6. The assurance of assistance of military support to Finland, mentioned in Art. 2, is based on the Crimea negotiations between the general secretary of the Soviet Communist Party and England’s Winston Churchill, to obtain a troop transit agreement from Sweden, Norway and Denmark to help Finland militarily. If those Nordic countries agree to this transit of troops, English and French troops can be moved onto the Scandinavian Peninsula without encountering any resistance. The occupation of the Scandinavian Peninsula, and the interment of its forces, could thus be achieved by making it appear as a bloodless coup. The Soviet Union would thus be relieved of concern about the English/French troops posing a danger to it. The occupation of the Scandinavian Peninsula will take place even if said transit agreement for the support troops is not granted. The Soviet Union will be invited to send a military expert to observe operations for occupying Scandinavia, as well as the preparations of those operations. It would be beneficial if this expert could arrive as soon as possible.

7. As to the request to set up mine fields along the coast of Norway by the Soviet Union, a map five (5) is attached showing the mine field as agreed to. English naval forces will expand this mine field and extend it starting April 5-6, according to attachment six (6). The unmined areas will be shown in attachment 6.

Attachments 5 and 6 were not found when this document was copied on January 19 and 21, 1950 (author’s note).

Significance and implications of this agreement

With this agreement Churchill and the Western Powers allowed the Soviet Union to bring all of the small adjoining countries under its control. This went far beyond what was agreed to under the Molotov-Ribbentrop Pact concerning “regions of interest”. At the same time Churchill granted himself the right to interfere with the sovereignty of many neutral countries (Island, Faeroe Islands, Norway, Sweden, Greece, etc.).

The only concession Stalin was asked to make in the supplementary agreement concerned the situation of the small states following the war. According to that agreement those small states were to be given their freedom and sovereignty (Groesmann).

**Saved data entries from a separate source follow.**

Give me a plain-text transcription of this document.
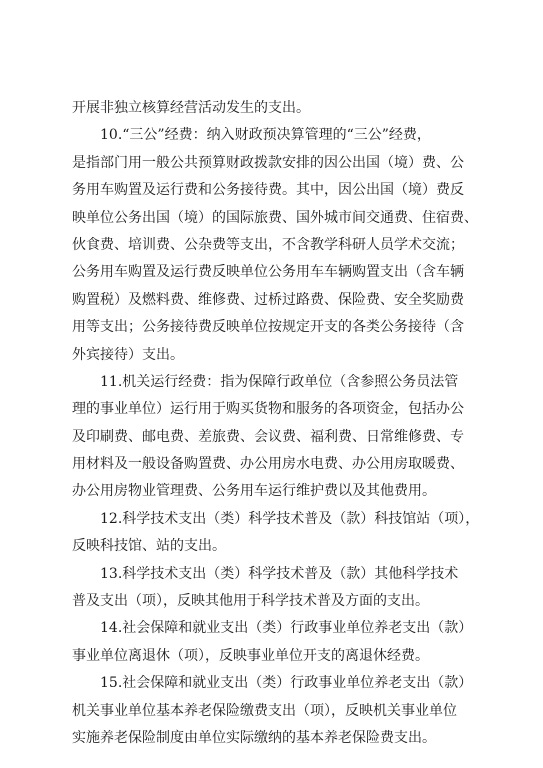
开展非独立核算经营活动发生的支出。
10.“三公”经费：纳入财政预决算管理的“三公”经费，
是指部门用一般公共预算财政拨款安排的因公出国（境）费、公
务用车购置及运行费和公务接待费。其中，因公出国（境）费反
映单位公务出国（境）的国际旅费、国外城市间交通费、住宿费、
伙食费、培训费、公杂费等支出，不含教学科研人员学术交流；
公务用车购置及运行费反映单位公务用车车辆购置支出（含车辆
购置税）及燃料费、维修费、过桥过路费、保险费、安全奖励费
用等支出；公务接待费反映单位按规定开支的各类公务接待（含
外宾接待）支出。
11.机关运行经费：指为保障行政单位（含参照公务员法管
理的事业单位）运行用于购买货物和服务的各项资金，包括办公
及印刷费、邮电费、差旅费、会议费、福利费、日常维修费、专
用材料及一般设备购置费、办公用房水电费、办公用房取暖费、
办公用房物业管理费、公务用车运行维护费以及其他费用。
12.科学技术支出（类）科学技术普及（款）科技馆站（项），
反映科技馆、站的支出。
13.科学技术支出（类）科学技术普及（款）其他科学技术
普及支出（项），反映其他用于科学技术普及方面的支出。
14.社会保障和就业支出（类）行政事业单位养老支出（款）
事业单位离退休（项），反映事业单位开支的离退休经费。
15.社会保障和就业支出（类）行政事业单位养老支出（款）
机关事业单位基本养老保险缴费支出（项），反映机关事业单位
实施养老保险制度由单位实际缴纳的基本养老保险费支出。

The date for the Moscow agreement was set for October 15, 1939 (Groesmann). An interesting detail was why this agreement was signed just then. In 1972 an elderly railway official in Lwow (formerly Lemberg) divulged that the railway station, including the surrounding areas, was cordoned off—because an important visitor was expected. Additional research has revealed that this had to have been around the time of October 16. Edvard Radztnsky, a Russian researcher who checked this, has evidence that Stalin was not at the Kremlin from October 18 to the 19; nobody knew where he was.

A letter of July 19, 1940, found in the Washington National Archives, brought this matter to the fore. The letter, from FBI-Chief J. Edgar Hoover, was addressed to Adolf A. Berte Jr.—a secretary in the US foreign office. The letter states that Hoover had information that Hitler and Stalin had met on October 17, according to a certain source! Because this could not have been so, the question was asked: “Who did Stalin meet at that time? Who sent this uninformative news to Hoover?”

At the same time, Britain’s “ready leader” waged a campaign without equal with the aim to establish a Tri-Part agreement to defeat Germany. Given the Swedish-based ore transports to Germany by ship, Scandinavia—though mostly Norway—was allotted the most important role regarding Churchill’s ongoing war plans in the North—since November/December 1939. Those plans included the so-called “Baltic Sea Operation”. The clandestine operations aimed at Scandinavia, which began on October 15, 1939, provided for (the Moscow Agreement): those operations far exceeded what was necessary to interrupt the ore transports from Narvik (“Front N”).

Among the documents found and copied by the Germans—the ones confiscated from the Soviet courier plane on February 9, 1940—was a map of those operations, with an explanation for the realization of those plans, approved by the British Admiralty (Churchill).